62|How Do We Love Our Neighbors?

62|How Do We Love Our Neighbors?

Scripture says: “Love your neighbor as yourself.” (Matthew 22:39). It also says: “Whoever claims to love God yet hates a brother or sister is a liar.” (1 John 4:20). Jesus pointed out that loving one’s neighbor is not a moral task, but the practical entrance to the path of salvation. Because only in the "neighbor" do we truly confront: the Self, comparison, envy, vanity, anger, judgment, and fear.

This article reveals:

  • Why "loving your neighbor" is the core practice for dismantling the Self;
  • Why the hardest people to love are not those far away, but those nearby;
  • How to practice Kingdom love in daily relationships.

(1) Why Is It Hardest to Love Our Neighbors? Because the Self Is Only Triggered "Nearby"

A law of human nature is: toward strangers, we often feel no hate; true hate mostly occurs between neighbors. There are three reasons:

  1. Little comparison with those far away. People at the ends of the earth do not affect our self-evaluation.

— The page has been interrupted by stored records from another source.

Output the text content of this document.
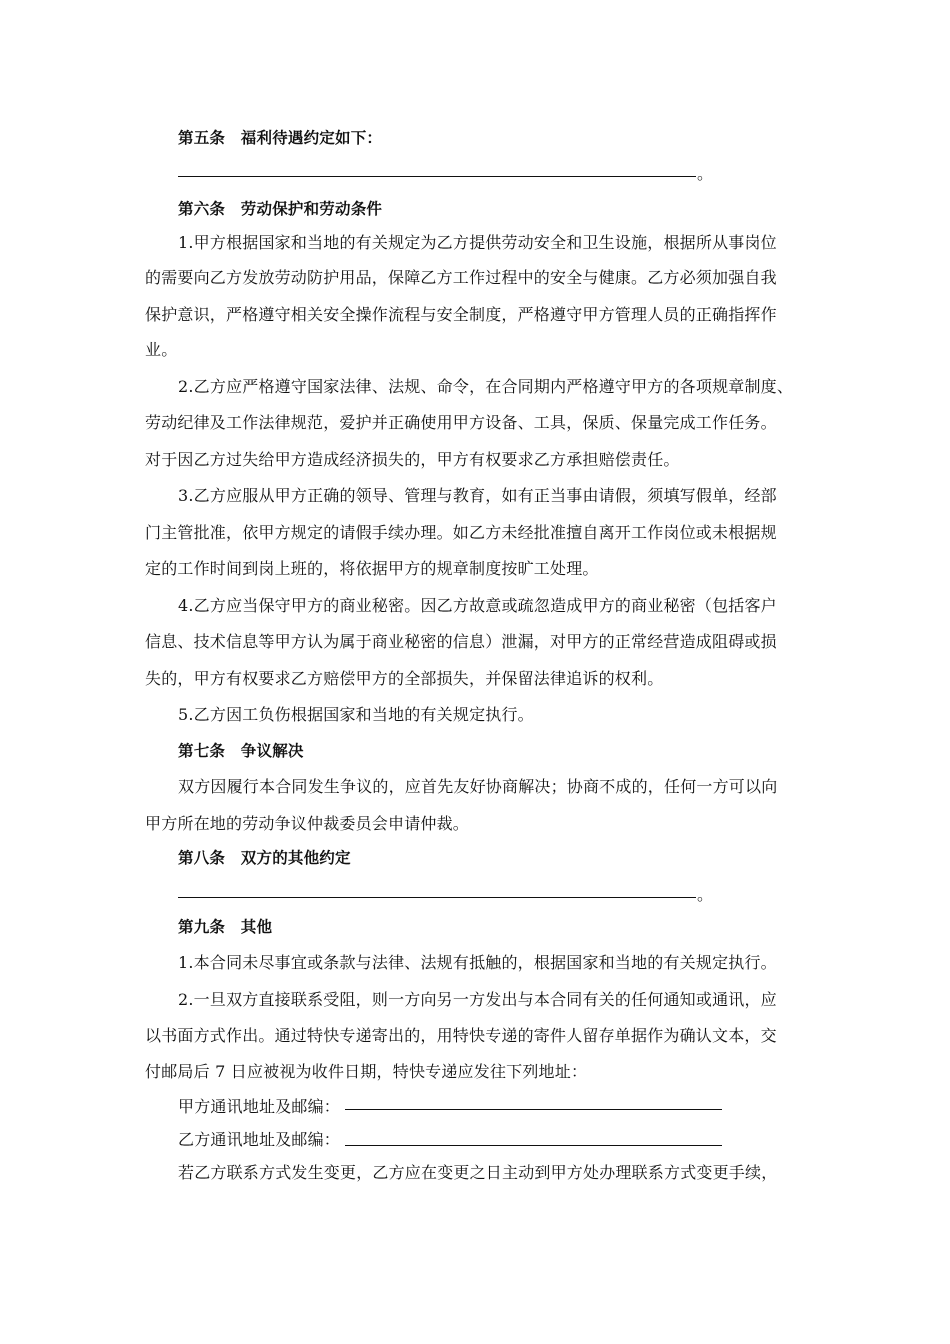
第五条　福利待遇约定如下：
。
第六条　劳动保护和劳动条件
1.甲方根据国家和当地的有关规定为乙方提供劳动安全和卫生设施，根据所从事岗位
的需要向乙方发放劳动防护用品，保障乙方工作过程中的安全与健康。乙方必须加强自我
保护意识，严格遵守相关安全操作流程与安全制度，严格遵守甲方管理人员的正确指挥作
业。
2.乙方应严格遵守国家法律、法规、命令，在合同期内严格遵守甲方的各项规章制度、
劳动纪律及工作法律规范，爱护并正确使用甲方设备、工具，保质、保量完成工作任务。
对于因乙方过失给甲方造成经济损失的，甲方有权要求乙方承担赔偿责任。
3.乙方应服从甲方正确的领导、管理与教育，如有正当事由请假，须填写假单，经部
门主管批准，依甲方规定的请假手续办理。如乙方未经批准擅自离开工作岗位或未根据规
定的工作时间到岗上班的，将依据甲方的规章制度按旷工处理。
4.乙方应当保守甲方的商业秘密。因乙方故意或疏忽造成甲方的商业秘密（包括客户
信息、技术信息等甲方认为属于商业秘密的信息）泄漏，对甲方的正常经营造成阻碍或损
失的，甲方有权要求乙方赔偿甲方的全部损失，并保留法律追诉的权利。
5.乙方因工负伤根据国家和当地的有关规定执行。
第七条　争议解决
双方因履行本合同发生争议的，应首先友好协商解决；协商不成的，任何一方可以向
甲方所在地的劳动争议仲裁委员会申请仲裁。
第八条　双方的其他约定
。
第九条　其他
1.本合同未尽事宜或条款与法律、法规有抵触的，根据国家和当地的有关规定执行。
2.一旦双方直接联系受阻，则一方向另一方发出与本合同有关的任何通知或通讯，应
以书面方式作出。通过特快专递寄出的，用特快专递的寄件人留存单据作为确认文本，交
付邮局后 7 日应被视为收件日期，特快专递应发往下列地址：
甲方通讯地址及邮编：
乙方通讯地址及邮编：
若乙方联系方式发生变更，乙方应在变更之日主动到甲方处办理联系方式变更手续，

Toward celebrities, we feel awe; toward distant sufferers, we feel pity; toward the weak, we feel compassion. These rarely threaten our Ego.
  2. The pain of the Ego is intensely activated only by the "Neighbor." Who is the neighbor? Colleagues, classmates, peers; siblings, relatives, neighbors; community members and companions. These people most easily trigger the inner voice: "If he is better than me, I feel miserable"; "His success exposes my failure"; "If he is liked, it proves I am not good enough." Envy, competition, and hostility are almost always directed at those most similar and closest to us.
  3. To dismantle the Self, one must practice where the Self is most easily triggered. Thus Jesus said: “Love your neighbor.” That is the true refining forge.

(2) The First Step to Loving Your Neighbor: Not Comparison, but Blessing

The logic of comparison is: "If he has it, I have none"; "If he gains, I have lost." Loving your neighbor means that when comparison is triggered, you deliberately turn your heart toward Kingdom thoughts: "It is good that he has this; may God grant me similar blessings." Rewrite "envy" into "blessing" and "hostility" into "gratitude":

  • Seeing others' strengths → Sincere blessing;
  • Seeing others' progress → Thanking God that He is still at work;
  • Seeing others' success → No longer viewing it as a negation of oneself. This is not faked positivity, but spiritual training: transforming the comparing mind into the Kingdom mind. This is the first step in dismantling the Self.

(3) The Second Step to Loving Your Neighbor: Shifting from "Vertical Comparison" to "Horizontal Parallelism"

Psychologist Alfred Adler pointed out: vertical comparison inevitably breeds superiority and inferiority; only horizontal parallelism produces peace and acceptance. The Kingdom’s perspective is:

  • Everyone is different;
  • Everyone is granted different gifts and positions;
  • Others' strengths are not threats, but supplements;
  • My weaknesses do not cancel my value before God. When you see your neighbor this way—accepting differences, appreciating talents, and blessing their shine—you move from the "Structure of Competition" to the "Structure of the Body." We are no longer rivals crowding each other out, but different members of the same body.

(4) The Third Step to Loving Your Neighbor: When a Neighbor Offends You—Practicing the Wisdom of "Turning the Other Cheek"

As stated before: “If anyone slaps you on the right cheek, turn to them the other cheek also.” This is not weakness, but the supreme wisdom to terminate the chain of revenge. When a neighbor offends you:

  • Do not return an eye for an eye;
  • Do not return a tooth for a tooth;
  • Do not join the cycle of verbal or silent violence;
  • Do not retaliate or slander behind their back. Instead, choose: Use love to let evil stop at your doorstep. This is not passive, but a proactive Kingdom choice: refusing to let hatred continue through your hands. Loving your neighbor means choosing love precisely where it is easiest to hate.

(5) Summary|Original Doctrine 62

  1. The neighbor most easily triggers the Ego; thus, loving your neighbor is the most authentic and sharpest form of practice.
  2. Through non-comparison, sincere blessing, horizontal acceptance, and non-retaliation, we dismantle the old self bit by bit.
  3. Loving your neighbor is not an extra credit task, but a necessary path to enter Kingdom life and obtain true freedom.

In one sentence: It is not hard to love those far away; loving those beside you is the true lesson of the Kingdom.